Aunt Jennifer’s Tigers
By- Adrienne Rich
Short and Simple Summary of the lesson in English– Aunt Jennifer’s Tigers / Summary in simple Words/ Critical appreciation of the lesson – Aunt Jennifer’s Tigers
In the poem, the poet Adrienne Rich addresses the constraints of married life experienced by women, especially her Aunt Jennifer who is shown to be a victim of a male-dominated world. Aunt Jennifer’s embroidered tigers prance (a dance about) across the screen on the panel. The Tigers are bright yellow. They are residents (denizens) or inhabitants of a green world (green forest). Their spirit is free and they are not afraid of the men shown beneath the tree. They walk about fearless, with confidence and with free movements, unperturbed or undisturbed by anything around them.
Aunt Jennifer is making an effort to embroider. Her ‘fingers flutter’ (alliteration) signifying that there is a lack of confidence and that she faces difficulty in pulling out the ivory needles. This depicts her frightened and timid nature because she has suffered at the hands of her husband. The wedding band that she wears on her finger appears to be heavy metaphorically speaking, depicting the ordeals and sufferings that she has been subjected to. Such is the trauma of Jennifer’s life that it may continue to haunt her even after her death. Her hands will still depict the ring (bowed down) which symbolizes the ordeals that suppressed her during her lifetime. On the other hand, her creative expression will continue to live in the form of the tigers that she has created in her panel. The tigers depict a free-spirited being who will continue to dance about, proud and unafraid.
Summary of the lesson in English- Aunt Jennifer’s Tigers (2) :
The first stanza describes Aunt Jennifer’s Tigers. These tigers have been made by Aunt Jennifer on the tapestry. Though unreal, they are described as bright, crystalline animals that prance around their ‘world of green’, i.e. forest. These tigers are certain of who they are and what they want. They represent fearlessness, assertion and power. These are the qualities which Aunt Jennifer lacks. In fact, these tigers symbolise the men who dominate human society.
The second stanza describes Aunt Jennifer and her creative skills. She is doing needlework on a panel and making tigers.
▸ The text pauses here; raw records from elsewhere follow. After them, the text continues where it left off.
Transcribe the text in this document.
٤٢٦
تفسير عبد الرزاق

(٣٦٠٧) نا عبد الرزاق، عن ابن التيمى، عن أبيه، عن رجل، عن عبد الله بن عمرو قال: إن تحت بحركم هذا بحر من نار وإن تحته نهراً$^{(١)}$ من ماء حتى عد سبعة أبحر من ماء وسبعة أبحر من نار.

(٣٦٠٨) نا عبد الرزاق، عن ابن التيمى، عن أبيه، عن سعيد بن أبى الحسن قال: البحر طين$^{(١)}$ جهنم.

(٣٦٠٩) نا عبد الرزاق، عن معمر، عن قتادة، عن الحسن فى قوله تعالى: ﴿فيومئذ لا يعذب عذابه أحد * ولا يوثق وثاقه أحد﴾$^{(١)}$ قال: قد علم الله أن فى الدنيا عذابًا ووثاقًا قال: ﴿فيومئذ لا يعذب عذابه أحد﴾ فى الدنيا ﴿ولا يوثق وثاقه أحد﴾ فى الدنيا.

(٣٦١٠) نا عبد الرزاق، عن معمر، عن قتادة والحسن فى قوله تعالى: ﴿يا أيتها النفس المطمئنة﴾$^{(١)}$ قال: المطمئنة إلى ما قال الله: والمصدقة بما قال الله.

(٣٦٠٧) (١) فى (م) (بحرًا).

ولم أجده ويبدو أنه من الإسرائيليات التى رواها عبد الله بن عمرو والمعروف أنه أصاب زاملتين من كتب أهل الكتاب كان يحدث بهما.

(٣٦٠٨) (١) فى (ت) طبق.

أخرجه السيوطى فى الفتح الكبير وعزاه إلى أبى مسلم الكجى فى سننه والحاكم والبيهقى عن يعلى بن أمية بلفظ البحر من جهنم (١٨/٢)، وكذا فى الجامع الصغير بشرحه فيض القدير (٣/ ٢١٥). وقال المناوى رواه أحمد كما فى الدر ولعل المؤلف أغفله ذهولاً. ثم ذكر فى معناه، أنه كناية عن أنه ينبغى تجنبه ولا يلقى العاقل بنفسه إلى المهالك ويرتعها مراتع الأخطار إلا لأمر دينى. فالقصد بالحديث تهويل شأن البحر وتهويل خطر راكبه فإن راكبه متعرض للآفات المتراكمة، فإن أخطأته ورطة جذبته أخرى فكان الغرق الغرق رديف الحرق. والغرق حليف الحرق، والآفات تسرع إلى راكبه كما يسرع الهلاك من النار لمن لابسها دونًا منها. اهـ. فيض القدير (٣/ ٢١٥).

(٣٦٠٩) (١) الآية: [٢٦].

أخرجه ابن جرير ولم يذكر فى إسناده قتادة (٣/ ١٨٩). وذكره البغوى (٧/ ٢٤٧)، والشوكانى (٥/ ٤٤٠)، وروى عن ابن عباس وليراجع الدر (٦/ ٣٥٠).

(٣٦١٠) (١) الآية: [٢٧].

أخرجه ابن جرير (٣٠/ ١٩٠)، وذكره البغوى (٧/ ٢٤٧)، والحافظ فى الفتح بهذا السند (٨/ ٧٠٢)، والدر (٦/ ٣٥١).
Her fingers flutter because of the burden of oppression that she has on her. The poet tells about the metaphorical weight of Aunt Jennifer’s wedding band and implies that her marriage was unhappy and prevented her from living a life that she wanted. Uncle’s wedding ‘band’ represents the patriarchal society in which she lived. In fact, Aunt Jennifer seems to live her desires—of being confident and fearless—through the tigers she is making.
The last stanza of the poem takes a morbid turn. It describes what would happen when Aunt Jennifer is dead. Her hands will be ‘terrified’ with the ‘massive weight of Uncle’s wedding band.’ It is evident here that even in her death, she would not win the battle against masculine domination. Even death will not free Aunt Jennifer from her ordeals. The tigers she had made would continue to look ‘proud’ and ‘unafraid’.
The poem deals with the women’s struggle against oppression, rebellion, a patriarchal society.